Limited evidence is available on the effectiveness of various formats used in the redesign of clinical practice for well-child care.
During infancy and early childhood (0 to 5 years), children routinely receive well-child care (WCC) services and screenings. These encounters with a clinician (pediatrician, family physician, or nurse practitioner) provide parents with information about their child’s health and development. While traditionally the services are delivered in face-to-face visits, pediatric practices increasingly are interested in redesigning care delivery, including offering some services outside the clinical setting.
These investigators examined the literature to systematically review WCC clinical practice redesigns for changes in the structure of care that may affect services, child health outcomes, and quality of care. They found reports of alternative formats of WCC, including:
- Group WCC—where four to six families with similarly aged children visit with a provider.

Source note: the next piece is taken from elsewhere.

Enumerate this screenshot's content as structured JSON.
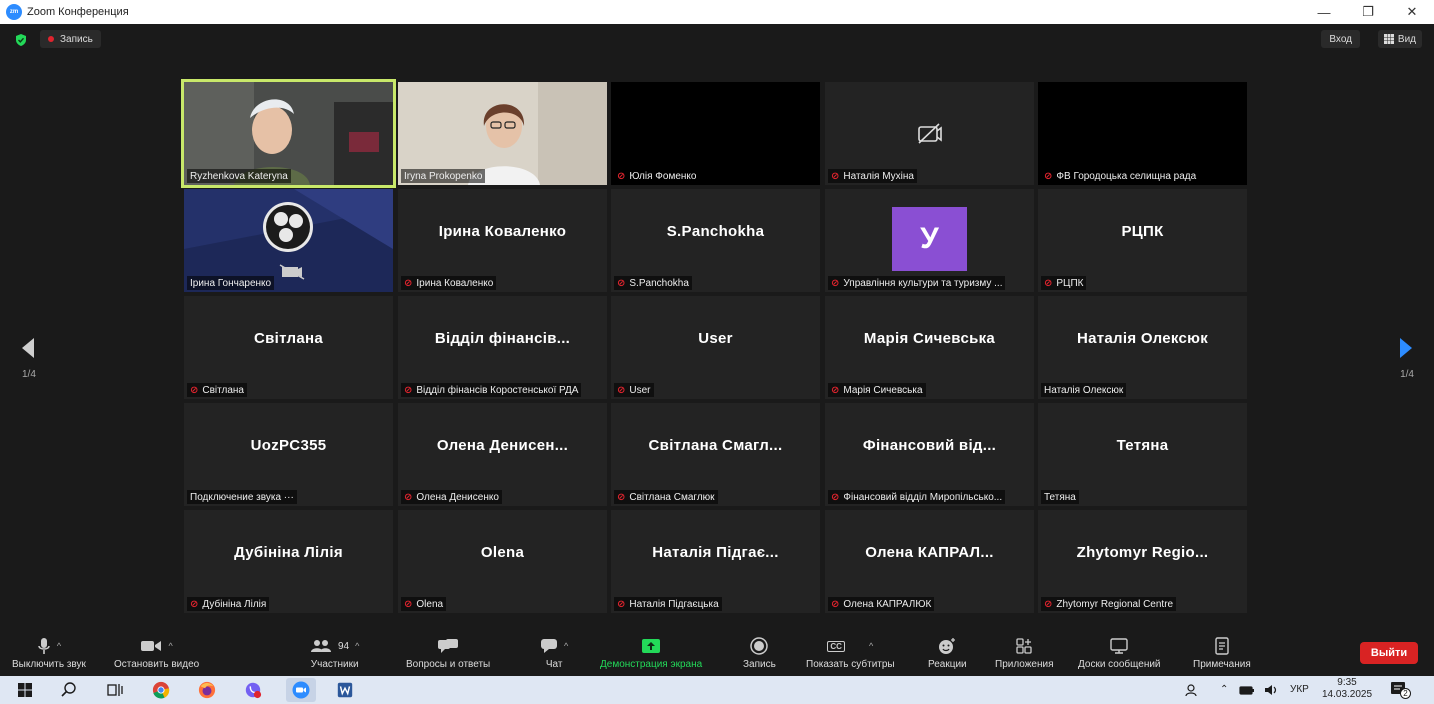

- Non face-to-face formats—such as a web-based system for parents to access topics for guidance before a provider visit or instead of a visit.
- Non-clinical locations—such as home visits by a nurse practitioner or at a preschool.

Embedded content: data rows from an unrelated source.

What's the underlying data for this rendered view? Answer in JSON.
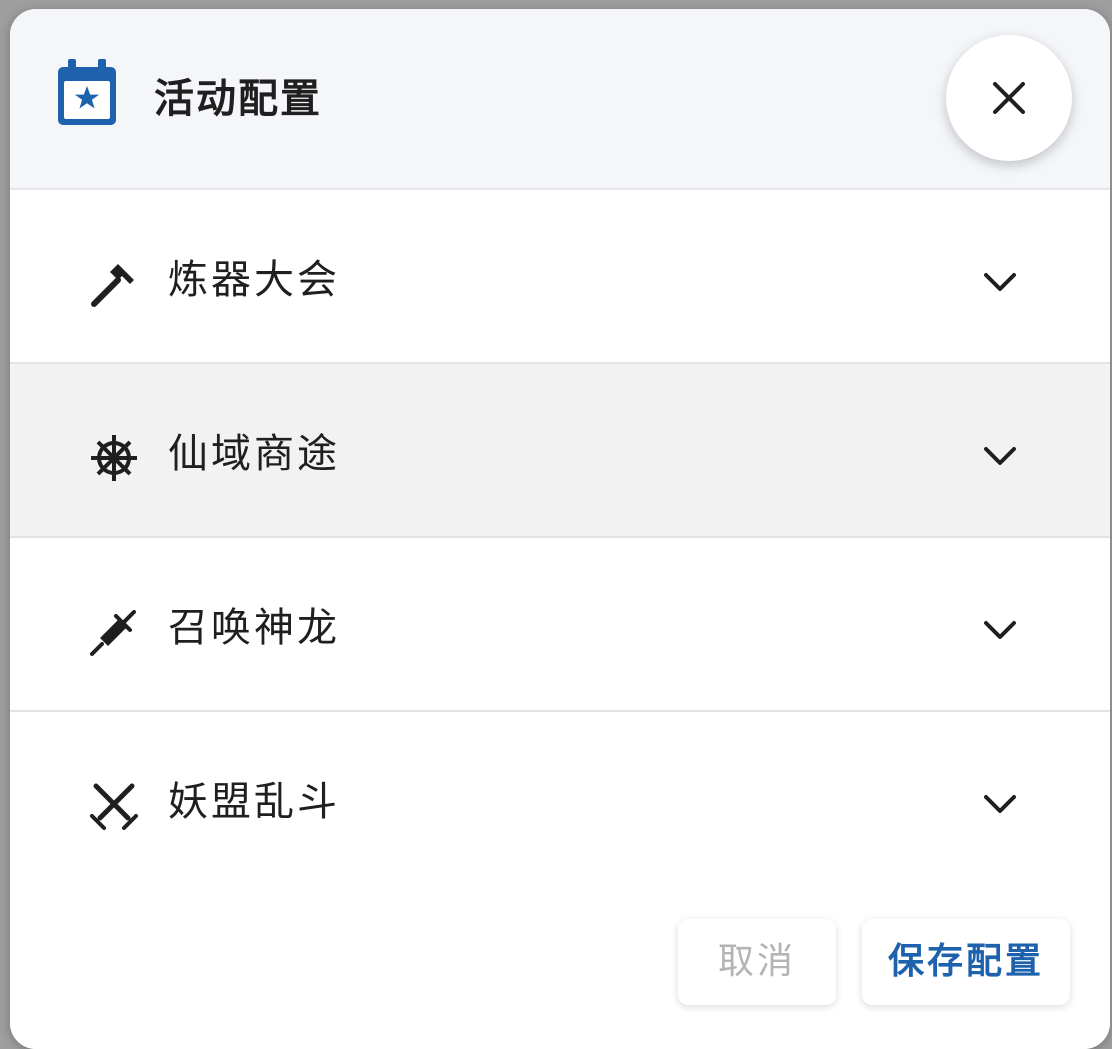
{
  "dialog": {
    "title": "活动配置",
    "title_icon": "calendar-star-icon",
    "close_icon": "close-icon",
    "accent_color": "#1e62ad"
  },
  "sections": [
    {
      "label": "炼器大会",
      "icon": "hammer-icon",
      "expanded": false
    },
    {
      "label": "仙域商途",
      "icon": "ship-wheel-icon",
      "expanded": false
    },
    {
      "label": "召唤神龙",
      "icon": "syringe-icon",
      "expanded": false
    },
    {
      "label": "妖盟乱斗",
      "icon": "crossed-swords-icon",
      "expanded": false
    }
  ],
  "footer": {
    "cancel_label": "取消",
    "save_label": "保存配置"
  }
}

- Services provided through an interventional program—combining physician visits with home visits, a telephone information line, and monthly parent group sessions.
Most interventions (except for Group WCC) were intended to enhance usual care and some reduced acute care utilization.
The investigators called these “promising tools and strategies” that “may be ready for larger-scale trials. Future directions for research include reporting intervention costs and potential cost savings, and a commonly defined set of child and parent outcomes to help researchers build a capacity for comparative studies across interventions.”